On the 7th of August 1888, a 39 year-old-woman, Martha Tabram, was found dead on the landing of a stairwell of a building that was again in the Spitalfields area. She had been stabbed 39 times.
These three attacks were not ignored by the press.
These women had died after violent attacks on them, and although violence was not uncommon in the area, murder was not common.
In 1886 and 1887, not a single murder was reported in Whitechapel.
Street gangs had proliferated in the towns and cities of Britain. These gangs of boys and teenagers revelled in mindless acts of mindless violence. To quote one Victorian writer, they were “cruel and thoughtless - cruel because they were thoughtless.”
It is possible that the press coverage of the attack on Annie Millwood egged on the next two murders.

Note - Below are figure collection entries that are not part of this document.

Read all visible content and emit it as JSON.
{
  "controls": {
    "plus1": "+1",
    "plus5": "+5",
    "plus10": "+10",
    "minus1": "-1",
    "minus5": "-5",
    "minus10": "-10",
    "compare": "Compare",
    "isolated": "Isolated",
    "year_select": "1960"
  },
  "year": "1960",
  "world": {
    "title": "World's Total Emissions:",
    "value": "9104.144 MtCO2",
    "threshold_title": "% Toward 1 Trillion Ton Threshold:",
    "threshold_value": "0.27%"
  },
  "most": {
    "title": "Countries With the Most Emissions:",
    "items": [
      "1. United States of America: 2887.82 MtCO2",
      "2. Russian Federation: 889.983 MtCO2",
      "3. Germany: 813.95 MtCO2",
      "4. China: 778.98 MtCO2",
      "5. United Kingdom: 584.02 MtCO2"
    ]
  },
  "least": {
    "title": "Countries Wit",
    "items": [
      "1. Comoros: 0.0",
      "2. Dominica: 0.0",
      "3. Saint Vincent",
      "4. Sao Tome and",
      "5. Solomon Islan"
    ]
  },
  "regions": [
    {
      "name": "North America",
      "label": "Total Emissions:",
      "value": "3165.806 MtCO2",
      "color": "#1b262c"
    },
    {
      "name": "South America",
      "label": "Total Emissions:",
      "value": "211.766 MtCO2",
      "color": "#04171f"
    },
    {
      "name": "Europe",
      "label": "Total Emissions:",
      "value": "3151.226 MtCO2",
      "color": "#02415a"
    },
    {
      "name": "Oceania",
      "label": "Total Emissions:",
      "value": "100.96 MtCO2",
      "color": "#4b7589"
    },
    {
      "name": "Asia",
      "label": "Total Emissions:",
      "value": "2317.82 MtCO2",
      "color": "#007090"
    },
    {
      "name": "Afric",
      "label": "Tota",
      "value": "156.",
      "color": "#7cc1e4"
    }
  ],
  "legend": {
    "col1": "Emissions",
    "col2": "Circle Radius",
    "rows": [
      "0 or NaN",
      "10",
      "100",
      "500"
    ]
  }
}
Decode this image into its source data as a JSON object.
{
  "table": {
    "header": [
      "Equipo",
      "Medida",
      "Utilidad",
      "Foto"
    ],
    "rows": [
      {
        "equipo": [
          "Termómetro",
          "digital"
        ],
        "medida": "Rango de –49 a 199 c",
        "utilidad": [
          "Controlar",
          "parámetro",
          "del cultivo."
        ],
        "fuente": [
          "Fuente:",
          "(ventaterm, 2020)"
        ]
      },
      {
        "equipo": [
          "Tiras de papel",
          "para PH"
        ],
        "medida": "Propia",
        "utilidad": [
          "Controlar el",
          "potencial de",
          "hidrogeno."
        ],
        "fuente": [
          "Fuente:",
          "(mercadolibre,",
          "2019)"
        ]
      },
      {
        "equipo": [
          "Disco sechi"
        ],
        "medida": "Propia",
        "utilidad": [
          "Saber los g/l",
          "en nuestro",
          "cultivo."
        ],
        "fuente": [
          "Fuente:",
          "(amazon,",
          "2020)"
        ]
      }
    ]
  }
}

Mary Ann Nichols, or Polly Nicholls, made sure she put a half mile of distance between herself and the area where those three murders were committed.
It didn’t save her. She became the fourth homeless woman in Whitechapel to be brutally attacked.
The murder of this 43-year-old homeless woman made the headlines, and the Metropolitan Police were under pressure.
Detective Inspector Frederick Abberline was seconded back to Whitechapel.
His 14 years of service in Whitechapel meant he was the man to lead the investigation.
According to fellow police officer Walter Dew, Abberline looked more like a bank manager than a detective.
So far as we know, he didn’t interrogate the man who was at the scene of the murder of Polly Nicholls. Charles Allan Letchmere was accepted simply as the man who discovered the body of Polly Nicholls in Buck’s Row.
We don’t know what Joseph Barnett said to Abberline that convinced the detective that he was not the murderer of Mary Jane Kelly.
For many, it is also a puzzle why Abberline should have claimed that George Chapman, AKA Seweryn Antonowicz Kłosowski, was Jack the Ripper.
The year after the Whitechapel murders, Abberline was involved in investigating the Cleveland Street scandal in 1889.
That investigation into a homosexual brothel frequented by people at the top of London society left Abberline disenchanted with his superiors and probably contributed to his decision to retire from the Met.
He retired to Bournemouth, where he died on the 10th of December 1929 at the age of 86.